Некогда — а почему-то в моих воспоминаниях это «некогда» почти всегда старшие классы или первые курсы? — попал нам в руки сборник задач по уголовному праву и надолго сделался излюбленным чтением.

Нет, мы вовсе не смаковали примеры преступлений, но то, как были написаны задачи, выдавало, по нашему мнению, недюжинное чувство юмора его составителей. До сих пор помню наизусть: «Кинорежиссёр Даварет катался в городе Богородске на мотоцикле. Лошадь, управляемая членом сельхозартели “Красный пахарь” Козелковым, испугавшись мотоцикла, понесла и сбила с ног несовершеннолетнюю Клаву Верёвкину».

Мы задыхались от смеха, воображая кинорежиссёра Даварета, который зачем-то катался на мотоцикле в городе Богородске, чем погубил несовершеннолетнюю Клаву Верёвкину. Спустя годы я прибрёл-таки, правда, уже иных лет издания, задачники по уголовному праву и уголовному процессу.

«Пенсионер Лаевский обратился в милицию с письменной жалобой на электромонтёра Католикова… <…> Католиков дважды угрожал ему убийством, заявив в первый раз, что он “переделает ему голову на рукомойник”, а затем угрожал ему «помочь не дожить до первого полёта на Луну». Кроме того, Католиков угрожал соблазнить племянницу Лаевского, за которой ухаживает, заявляя, что ей пора иметь детей, которые должны быть похожи не на дядю, а на него, Католикова».

«В районе было совершено изнасилование. Подозрение пало на Ситника, который был арестован и под конвоем доставлен к следователю Ларину для допроса. Ситник отрицал своё участие в преступлении. Тогда Ларин обратился к милиционеру со словами: “Выведите его и расстреляйте там же, где вчера расстреливали”, Ситник испугался и дал следователю показания о том, что изнасилование совершил он».

Читая это, хочется быть Гашеком.

* * *

Был у меня дядя по матери, ленинградский художник Франц Заборовский, в свою очередь по матери, моей бабушке, поляк. Был Франц человеком очень честным, вспыльчивым, вздорным, нетерпеливым и много пьющим.
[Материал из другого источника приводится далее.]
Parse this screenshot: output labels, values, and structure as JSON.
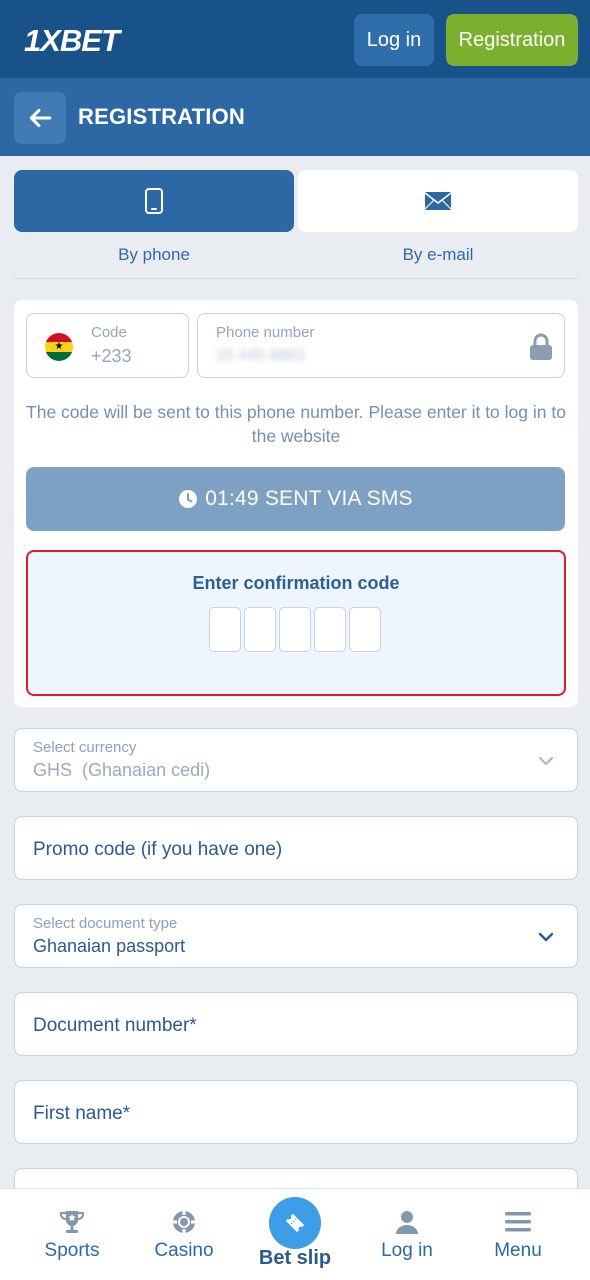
{
  "header": {
    "logo": "1XBET",
    "login_label": "Log in",
    "registration_label": "Registration"
  },
  "subheader": {
    "title": "REGISTRATION",
    "back_icon": "arrow-left-icon"
  },
  "tabs": [
    {
      "label": "By phone",
      "icon": "smartphone-icon",
      "active": true
    },
    {
      "label": "By e-mail",
      "icon": "envelope-icon",
      "active": false
    }
  ],
  "phone_form": {
    "code_label": "Code",
    "code_value": "+233",
    "flag": "ghana-flag-icon",
    "phone_label": "Phone number",
    "phone_value": "20 445 8883",
    "helper_text": "The code will be sent to this phone number. Please enter it to log in to the website",
    "sms_button_label": "01:49 SENT VIA SMS",
    "confirm_title": "Enter confirmation code",
    "digit_count": 5
  },
  "fields": {
    "currency": {
      "label": "Select currency",
      "code": "GHS",
      "name": "(Ghanaian cedi)"
    },
    "promo": {
      "placeholder": "Promo code (if you have one)"
    },
    "document_type": {
      "label": "Select document type",
      "value": "Ghanaian passport"
    },
    "document_number": {
      "placeholder": "Document number*"
    },
    "first_name": {
      "placeholder": "First name*"
    }
  },
  "bottom_nav": [
    {
      "label": "Sports",
      "icon": "trophy-icon"
    },
    {
      "label": "Casino",
      "icon": "casino-chip-icon"
    },
    {
      "label": "Bet slip",
      "icon": "ticket-icon"
    },
    {
      "label": "Log in",
      "icon": "user-icon"
    },
    {
      "label": "Menu",
      "icon": "menu-icon"
    }
  ],
  "colors": {
    "header_bg": "#195288",
    "subheader_bg": "#2b68a4",
    "registration_green": "#7bb02f",
    "accent_blue": "#3c9ee6",
    "error_red": "#d91c26"
  }
}
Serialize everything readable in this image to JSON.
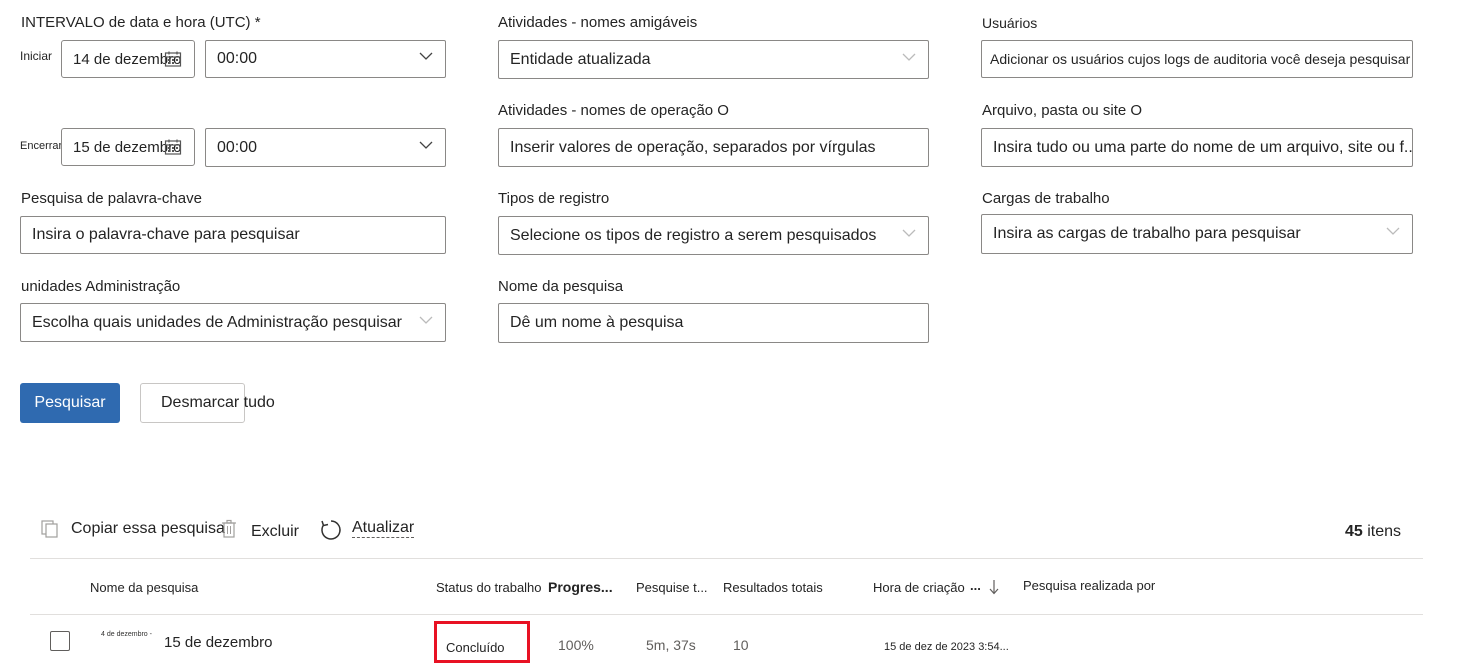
{
  "form": {
    "date_range_label": "INTERVALO de data e hora (UTC) *",
    "start_label": "Iniciar",
    "start_date": "14 de dezembro",
    "start_time": "00:00",
    "end_label": "Encerrar",
    "end_date": "15 de dezembro",
    "end_time": "00:00",
    "keyword_label": "Pesquisa de palavra-chave",
    "keyword_placeholder": "Insira o palavra-chave para pesquisar",
    "admin_units_label": "unidades Administração",
    "admin_units_placeholder": "Escolha quais unidades de Administração pesquisar",
    "activities_friendly_label": "Atividades - nomes amigáveis",
    "activities_friendly_value": "Entidade atualizada",
    "activities_operation_label": "Atividades - nomes de operação O",
    "activities_operation_placeholder": "Inserir valores de operação, separados por vírgulas",
    "record_types_label": "Tipos de registro",
    "record_types_placeholder": "Selecione os tipos de registro a serem pesquisados",
    "search_name_label": "Nome da pesquisa",
    "search_name_placeholder": "Dê um nome à pesquisa",
    "users_label": "Usuários",
    "users_placeholder": "Adicionar os usuários cujos logs de auditoria você deseja pesquisar",
    "file_label": "Arquivo, pasta ou site O",
    "file_placeholder": "Insira tudo ou uma parte do nome de um arquivo, site ou f...",
    "workloads_label": "Cargas de trabalho",
    "workloads_placeholder": "Insira as cargas de trabalho para pesquisar"
  },
  "actions": {
    "search_button": "Pesquisar",
    "clear_button": "Desmarcar tudo"
  },
  "toolbar": {
    "copy_label": "Copiar essa pesquisa",
    "delete_label": "Excluir",
    "refresh_label": "Atualizar",
    "count_number": "45",
    "count_suffix": "itens"
  },
  "table": {
    "headers": {
      "name": "Nome da pesquisa",
      "status": "Status do trabalho",
      "progress": "Progres...",
      "search_time": "Pesquise t...",
      "total_results": "Resultados totais",
      "created": "Hora de criação",
      "created_more": "...",
      "performed_by": "Pesquisa realizada por"
    },
    "rows": [
      {
        "name_prefix": "4 de dezembro -",
        "name": "15 de dezembro",
        "status": "Concluído",
        "progress": "100%",
        "search_time": "5m, 37s",
        "total_results": "10",
        "created": "15 de dez de 2023 3:54...",
        "performed_by": ""
      }
    ]
  },
  "colors": {
    "primary": "#2f6ab0",
    "highlight_border": "#e81123"
  }
}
Он хорошо начинал. После Академии художеств, которую он окончил вскоре после войны, Франц входил в силу как художник-монументалист, расписывал такие престижные здания, как один из павильонов ВДНХ («Рыболовство»), помпезный железнодорожный вокзал в восстанавливающемся Сталинграде и другие. Его главною темой были море, Волга, моряки, рыбаки, лодки, суда. Он и сам был, что называется, заядлым рыбаком, но, увы, его сверхживой темперамент не позволял ему даже и здесь добиться хороших результатов. При отсутствии клёва он тут же бросал место, переходил на другое, третье и т. д.

По его нраву и пристрастию к напиткам с ним вечно приключались неприятные истории.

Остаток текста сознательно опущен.